Makes for a nice tale, says Richard Tofel, a former assistant publisher at the Wall Street Journal and the author of the 2004 book, Vanishing Point: The Disappearance of Judge Crater, and the New York He Left Behind. "This didn't strike me as a terribly real story," he says. "I've no doubt that this woman was sincere in her belief, but the idea that there would have been a body dug up on a boardwalk in New York in the 1950s and a police officer would not have thought — at that time — that it was Judge Crater, that seemed incredible."
Tofel thinks the Queens woman's story has other major flaws. He doesn't think the judge got into a cab, which is how most stories of the disappearance left him. "As I demonstrated pretty well in my book, there was no cab. That's not part of history, that's part of the myth. So to begin there you're beginning with a myth. I spoke to a police detective at the time and he didn't think much [of her story] either."

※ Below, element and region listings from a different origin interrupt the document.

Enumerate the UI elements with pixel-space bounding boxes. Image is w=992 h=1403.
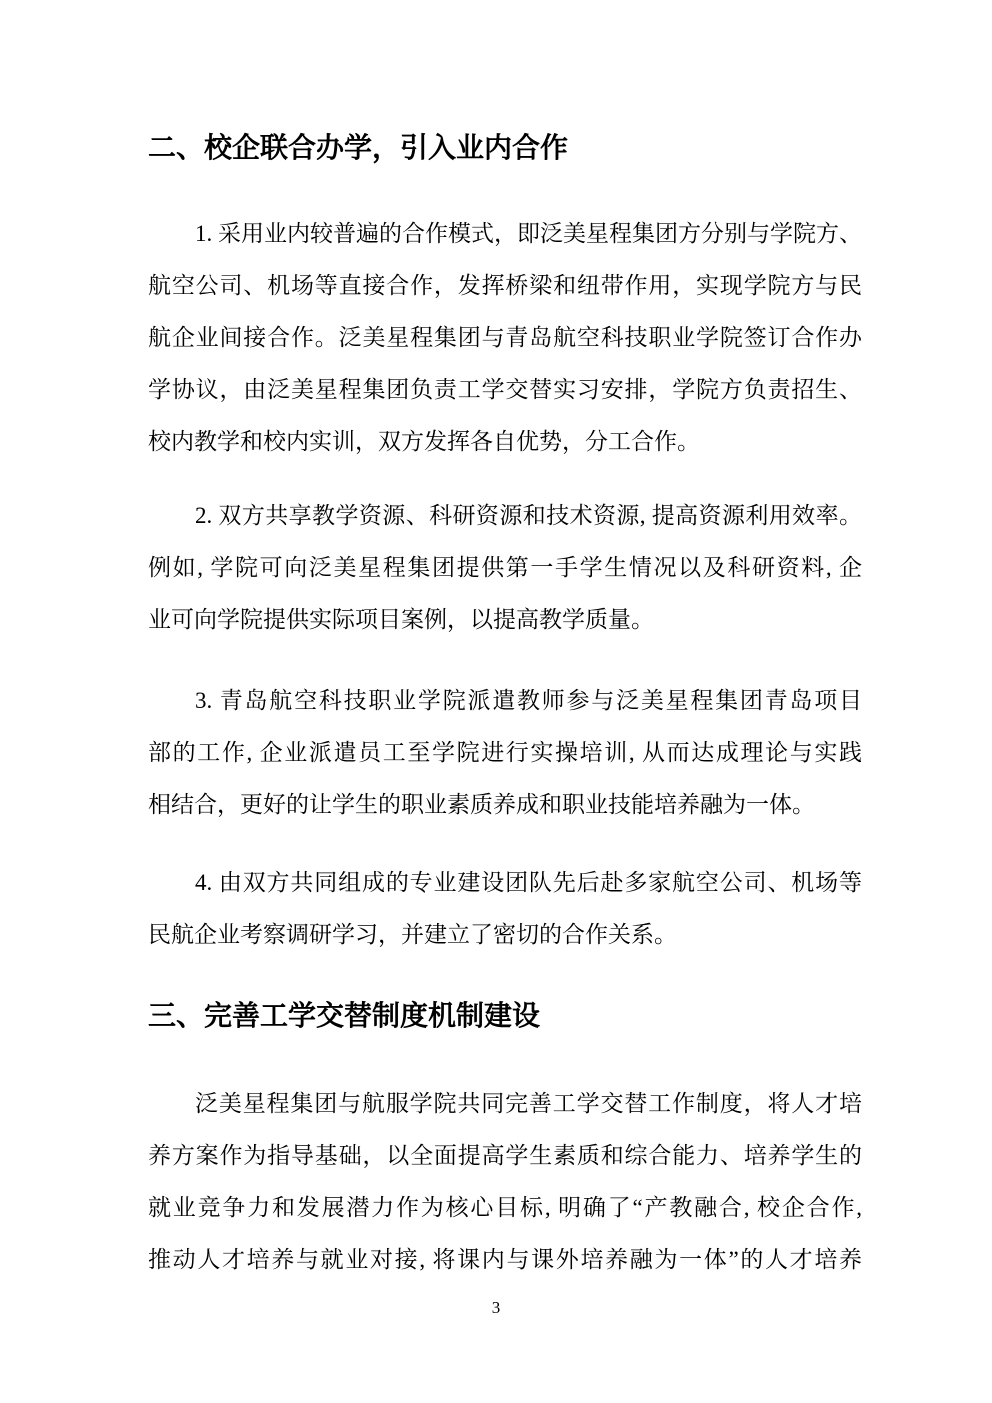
paragraph-line: 2. 双方共享教学资源、科研资源和技术资源, 提高资源利用效率。 — [195, 503, 862, 528]
paragraph-line: 推动人才培养与就业对接, 将课内与课外培养融为一体”的人才培养 — [148, 1247, 862, 1272]
paragraph-2 — [148, 490, 862, 646]
paragraph-line: 例如, 学院可向泛美星程集团提供第一手学生情况以及科研资料, 企 — [148, 555, 862, 580]
paragraph-line: 校内教学和校内实训，双方发挥各自优势，分工合作。 — [148, 429, 700, 454]
document-body — [148, 0, 862, 1403]
section-heading-3: 三、完善工学交替制度机制建设 — [148, 1000, 541, 1031]
paragraph-line: 4. 由双方共同组成的专业建设团队先后赴多家航空公司、机场等 — [195, 870, 862, 895]
paragraph-line: 航企业间接合作。泛美星程集团与青岛航空科技职业学院签订合作办 — [148, 325, 862, 350]
paragraph-3 — [148, 675, 862, 831]
paragraph-line: 航空公司、机场等直接合作，发挥桥梁和纽带作用，实现学院方与民 — [148, 273, 862, 298]
paragraph-line: 3. 青岛航空科技职业学院派遣教师参与泛美星程集团青岛项目 — [195, 688, 862, 713]
paragraph-line: 泛美星程集团与航服学院共同完善工学交替工作制度，将人才培 — [195, 1091, 862, 1116]
section-heading-2: 二、校企联合办学，引入业内合作 — [148, 132, 569, 163]
paragraph-line: 业可向学院提供实际项目案例，以提高教学质量。 — [148, 607, 654, 632]
paragraph-line: 相结合，更好的让学生的职业素质养成和职业技能培养融为一体。 — [148, 792, 815, 817]
paragraph-line: 就业竞争力和发展潜力作为核心目标, 明确了“产教融合, 校企合作, — [148, 1195, 862, 1220]
paragraph-4 — [148, 857, 862, 961]
paragraph-line: 养方案作为指导基础，以全面提高学生素质和综合能力、培养学生的 — [148, 1143, 862, 1168]
page-number: 3 — [491, 1298, 501, 1317]
paragraph-1 — [148, 208, 862, 468]
paragraph-line: 部的工作, 企业派遣员工至学院进行实操培训, 从而达成理论与实践 — [148, 740, 862, 765]
paragraph-line: 民航企业考察调研学习，并建立了密切的合作关系。 — [148, 922, 677, 947]
paragraph-5 — [148, 1078, 862, 1286]
paragraph-line: 学协议，由泛美星程集团负责工学交替实习安排，学院方负责招生、 — [148, 377, 862, 402]
paragraph-line: 1. 采用业内较普遍的合作模式，即泛美星程集团方分别与学院方、 — [195, 221, 862, 246]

The story that seems to make the most sense to Tofel, according to his book, was one that came to light in the decades after Crater's disappearance. A New York madam named Polly Adler later claimed that the judge died in the act in her brothel and she had some associates dispose of the body. Tofel writes, "The Adler story squares with all of the evidence in the Crater case."
Stella Crater apparently came to the conclusion that her husband was killed. She remarried to a man from Waterville and spent winters there and summers in the Belgrade Lakes. She died in a Mount Vernon, New York, nursing home in 1969.
As Richard Tofel writes in his book, "Stella told interviewers beginning in the 1950s that she believed her husband was murdered." In her book she seemed to buy into the notion that he was slain by mobsters, having become entwined with a showgirl who was trying to extort money from him and who also disappeared a month after he did. Sources at the New York City Police Department say there "have been developments" since the Ferrucci-Good letters surfaced, but they have so far declined to make a statement.
Perhaps the story will come to a conclusion this summer. Or perhaps the mystery of Judge Crater will continue to confound authorities — and continue to captivate a little fishing resort in central Maine.